Al Louis-Jean

Profile
- Position: Cornerback

Personal information
- Born: October 13, 1993 (age 32) Brockton, Massachusetts, U.S.
- Listed height: 6 ft 2 in (1.88 m)
- Listed weight: 194 lb (88 kg)

Career information
- High school: Brockton (MA)
- College: Boston College
- NFL draft: 2014: undrafted

Career history
- Chicago Bears (2014); Washington Redskins (2015–2016)*; Miami Dolphins (2016)*; Ottawa Redblacks (2017)*; Massachusetts Pirates (2019–2021); Northern Arizona Wranglers (2023); Omaha Beef (2024)*; Tucson Sugar Skulls (2024);
- * Offseason and/or practice squad member only

Career NFL statistics
- Total tackles: 9
- Stats at Pro Football Reference

= Al Louis-Jean =

American football player (born 1993)

Albert Louis-Jean Jr. (born October 13, 1993) is an American professional football cornerback. He played college football at Boston College. He has been a member of the Chicago Bears, Washington Redskins, Miami Dolphins, Ottawa Redblacks, Massachusetts Pirates and Northern Arizona Wranglers.

==Early life==
Louis-Jean played high school football at Brockton High School in Brockton, Massachusetts. He was selected to the 2010 Massachusetts High School Coaches Association Super 26 All-State Team, earned Boston Globe and Boston Herald All-Scholastic honors, was a two-time Brockton Enterprise All-Scholastic choice and was team MVP as a senior defensive back. He recorded 60 tackles and five interceptions as a senior. He also had 30 receptions for 650 yards and five touchdowns in 2010, completing his career with 12 interceptions. He also played basketball and track.

==College career==
Louis-Jean originally committed to play for the Miami Hurricanes, but eventually de-committed and instead decided to commit to play for Boston College. Louis-Jean played for the Eagles from 2011 to 2013. He sat out the 2012 season. After his junior season, and with two years of NCAA eligibility remaining, Louis-Jean decided to forgo his college career and declared for the 2014 NFL draft.

==Professional career==

===Chicago Bears===
Louis-Jean signed with the Chicago Bears on June 2, 2014, after going undrafted in the 2014 NFL draft. He was released by the Bears on August 30. On September 1, Louis-Jean was re-signed to the team's practice squad. He was promoted to the active roster on October 7.

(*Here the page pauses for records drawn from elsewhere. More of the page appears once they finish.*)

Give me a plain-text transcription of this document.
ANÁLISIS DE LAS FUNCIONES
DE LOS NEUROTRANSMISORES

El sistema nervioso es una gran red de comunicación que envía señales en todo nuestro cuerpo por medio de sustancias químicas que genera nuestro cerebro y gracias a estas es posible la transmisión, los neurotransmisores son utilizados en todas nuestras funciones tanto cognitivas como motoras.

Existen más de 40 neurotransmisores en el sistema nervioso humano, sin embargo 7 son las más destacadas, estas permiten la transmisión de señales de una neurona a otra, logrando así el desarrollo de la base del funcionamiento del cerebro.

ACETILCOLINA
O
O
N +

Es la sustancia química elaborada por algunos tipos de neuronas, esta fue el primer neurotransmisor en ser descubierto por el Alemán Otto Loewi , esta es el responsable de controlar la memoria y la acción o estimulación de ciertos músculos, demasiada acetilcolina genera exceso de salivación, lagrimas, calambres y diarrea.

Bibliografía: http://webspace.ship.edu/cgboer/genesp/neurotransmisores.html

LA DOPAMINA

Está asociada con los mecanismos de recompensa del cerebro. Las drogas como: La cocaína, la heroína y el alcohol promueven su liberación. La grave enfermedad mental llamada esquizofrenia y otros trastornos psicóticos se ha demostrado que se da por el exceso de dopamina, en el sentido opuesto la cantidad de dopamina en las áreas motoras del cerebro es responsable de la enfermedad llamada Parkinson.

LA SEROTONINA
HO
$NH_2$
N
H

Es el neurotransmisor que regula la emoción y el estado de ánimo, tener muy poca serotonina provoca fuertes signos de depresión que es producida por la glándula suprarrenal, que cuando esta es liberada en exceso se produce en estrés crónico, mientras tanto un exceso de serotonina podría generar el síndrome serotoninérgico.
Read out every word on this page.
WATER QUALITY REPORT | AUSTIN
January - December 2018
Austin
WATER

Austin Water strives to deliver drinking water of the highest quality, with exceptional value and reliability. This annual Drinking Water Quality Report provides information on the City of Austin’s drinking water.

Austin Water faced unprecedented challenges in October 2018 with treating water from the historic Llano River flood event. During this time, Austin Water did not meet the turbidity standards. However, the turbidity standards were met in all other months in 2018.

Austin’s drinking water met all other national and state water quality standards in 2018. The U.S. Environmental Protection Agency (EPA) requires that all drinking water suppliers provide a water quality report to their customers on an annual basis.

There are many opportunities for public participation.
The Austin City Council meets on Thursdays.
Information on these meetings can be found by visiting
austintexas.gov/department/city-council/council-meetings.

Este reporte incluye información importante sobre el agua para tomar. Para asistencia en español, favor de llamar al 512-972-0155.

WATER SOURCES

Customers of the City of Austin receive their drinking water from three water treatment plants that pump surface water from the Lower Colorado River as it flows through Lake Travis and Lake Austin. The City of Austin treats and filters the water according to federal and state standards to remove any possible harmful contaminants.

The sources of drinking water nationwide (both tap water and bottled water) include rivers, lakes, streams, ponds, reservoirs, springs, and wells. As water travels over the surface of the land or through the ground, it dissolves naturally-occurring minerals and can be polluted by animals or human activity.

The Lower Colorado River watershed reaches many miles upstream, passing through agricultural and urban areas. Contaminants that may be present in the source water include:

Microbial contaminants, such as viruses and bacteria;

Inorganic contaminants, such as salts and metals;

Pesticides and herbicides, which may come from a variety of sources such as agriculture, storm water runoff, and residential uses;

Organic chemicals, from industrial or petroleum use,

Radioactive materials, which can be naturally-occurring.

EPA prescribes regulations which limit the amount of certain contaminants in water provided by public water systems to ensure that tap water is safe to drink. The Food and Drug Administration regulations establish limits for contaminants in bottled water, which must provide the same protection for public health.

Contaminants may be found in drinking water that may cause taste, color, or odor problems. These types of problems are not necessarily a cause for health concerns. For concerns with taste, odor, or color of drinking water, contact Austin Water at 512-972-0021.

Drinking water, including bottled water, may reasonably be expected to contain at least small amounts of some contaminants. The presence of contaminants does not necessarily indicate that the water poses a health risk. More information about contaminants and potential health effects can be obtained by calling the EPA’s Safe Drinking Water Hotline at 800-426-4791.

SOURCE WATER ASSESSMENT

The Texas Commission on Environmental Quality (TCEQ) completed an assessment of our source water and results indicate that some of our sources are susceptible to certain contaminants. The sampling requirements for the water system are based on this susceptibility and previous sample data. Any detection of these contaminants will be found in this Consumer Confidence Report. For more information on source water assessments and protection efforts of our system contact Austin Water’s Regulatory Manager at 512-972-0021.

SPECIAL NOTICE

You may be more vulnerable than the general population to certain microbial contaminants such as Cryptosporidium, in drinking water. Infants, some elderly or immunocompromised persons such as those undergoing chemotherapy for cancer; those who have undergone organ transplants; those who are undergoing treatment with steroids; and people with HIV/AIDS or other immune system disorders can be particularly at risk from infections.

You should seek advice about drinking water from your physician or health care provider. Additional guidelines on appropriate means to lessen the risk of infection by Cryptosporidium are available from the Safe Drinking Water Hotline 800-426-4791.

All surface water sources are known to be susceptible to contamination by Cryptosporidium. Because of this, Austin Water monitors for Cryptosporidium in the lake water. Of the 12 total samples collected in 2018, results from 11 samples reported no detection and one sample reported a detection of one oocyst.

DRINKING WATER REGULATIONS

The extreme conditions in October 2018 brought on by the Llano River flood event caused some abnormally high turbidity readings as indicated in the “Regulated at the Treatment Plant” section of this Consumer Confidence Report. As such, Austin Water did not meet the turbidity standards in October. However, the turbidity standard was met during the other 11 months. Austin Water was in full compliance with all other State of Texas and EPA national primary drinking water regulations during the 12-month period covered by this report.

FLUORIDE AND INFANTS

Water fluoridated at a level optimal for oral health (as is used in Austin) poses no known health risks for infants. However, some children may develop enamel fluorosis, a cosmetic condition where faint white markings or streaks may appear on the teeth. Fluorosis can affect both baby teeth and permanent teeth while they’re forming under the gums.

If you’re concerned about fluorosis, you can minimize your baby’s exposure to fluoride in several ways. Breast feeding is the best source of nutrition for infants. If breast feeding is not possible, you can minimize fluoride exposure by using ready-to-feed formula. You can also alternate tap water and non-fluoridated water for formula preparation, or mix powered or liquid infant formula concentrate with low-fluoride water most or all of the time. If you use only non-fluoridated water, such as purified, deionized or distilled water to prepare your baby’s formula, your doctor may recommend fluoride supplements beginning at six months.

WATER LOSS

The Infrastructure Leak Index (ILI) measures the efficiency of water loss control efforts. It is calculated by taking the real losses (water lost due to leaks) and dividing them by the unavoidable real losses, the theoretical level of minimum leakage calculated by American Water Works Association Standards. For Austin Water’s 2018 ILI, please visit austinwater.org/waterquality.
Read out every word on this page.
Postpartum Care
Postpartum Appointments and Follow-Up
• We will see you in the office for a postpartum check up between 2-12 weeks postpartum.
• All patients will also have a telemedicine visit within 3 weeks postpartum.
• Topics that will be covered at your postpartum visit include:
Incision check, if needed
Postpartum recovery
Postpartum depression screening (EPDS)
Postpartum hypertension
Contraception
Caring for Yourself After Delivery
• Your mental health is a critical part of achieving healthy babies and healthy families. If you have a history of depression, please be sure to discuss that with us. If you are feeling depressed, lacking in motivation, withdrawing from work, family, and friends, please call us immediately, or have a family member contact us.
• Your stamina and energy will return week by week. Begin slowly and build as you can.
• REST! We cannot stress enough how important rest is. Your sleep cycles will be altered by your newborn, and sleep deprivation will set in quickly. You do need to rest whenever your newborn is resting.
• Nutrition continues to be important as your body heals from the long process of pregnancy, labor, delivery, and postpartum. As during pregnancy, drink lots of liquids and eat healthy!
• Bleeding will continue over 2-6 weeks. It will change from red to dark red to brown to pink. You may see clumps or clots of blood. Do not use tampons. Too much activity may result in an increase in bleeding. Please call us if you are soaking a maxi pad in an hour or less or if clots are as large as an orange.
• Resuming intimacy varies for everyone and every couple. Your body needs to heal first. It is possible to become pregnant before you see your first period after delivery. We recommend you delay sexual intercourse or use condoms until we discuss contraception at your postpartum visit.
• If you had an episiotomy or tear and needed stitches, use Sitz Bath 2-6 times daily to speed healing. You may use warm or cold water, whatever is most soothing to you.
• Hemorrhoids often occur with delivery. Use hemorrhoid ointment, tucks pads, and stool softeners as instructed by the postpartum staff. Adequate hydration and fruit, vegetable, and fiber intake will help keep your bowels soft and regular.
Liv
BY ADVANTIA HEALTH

On February 4, 2015, Louis-Jean signed a two-year contract extension with the Bears. Louis-Jean was released by the Bears on August 30.

===Washington Redskins===
Louis-Jean was signed to the Washington Redskins' practice squad on January 5, 2016. He signed a futures contract with Washington on January 11, 2016. Louis-Jean was released by the Redskins on May 2.

===Miami Dolphins===
Louis-Jean signed with the Miami Dolphins on August 8, 2016. On August 27, he was waived by the Dolphins.

=== Ottawa Redblacks ===
On March 1, 2017, Louis-Jean signed with the Ottawa Redblacks of the Canadian Football League (CFL). He was released by the Redblacks on May 28.

===Massachusetts Pirates===
Louis-Jean signed with the Massachusetts Pirates of the National Arena League (NAL) for the 2019 season. Louis-Jean appeared in eight games while recording nine tackles and one pass defensed.

In November 2019, Louis-Jean re-signed with the Pirates for the 2020 season.

===Northern Arizona Wranglers===
On March 13, 2023, Louis-Jean signed with the Northern Arizona Wranglers of the Indoor Football League (IFL). On August 27, Louis-Jean was released by the Wranglers.

===Omaha Beef===
On December 1, 2023, Louis-Jean signed with the Omaha Beef of the NAL.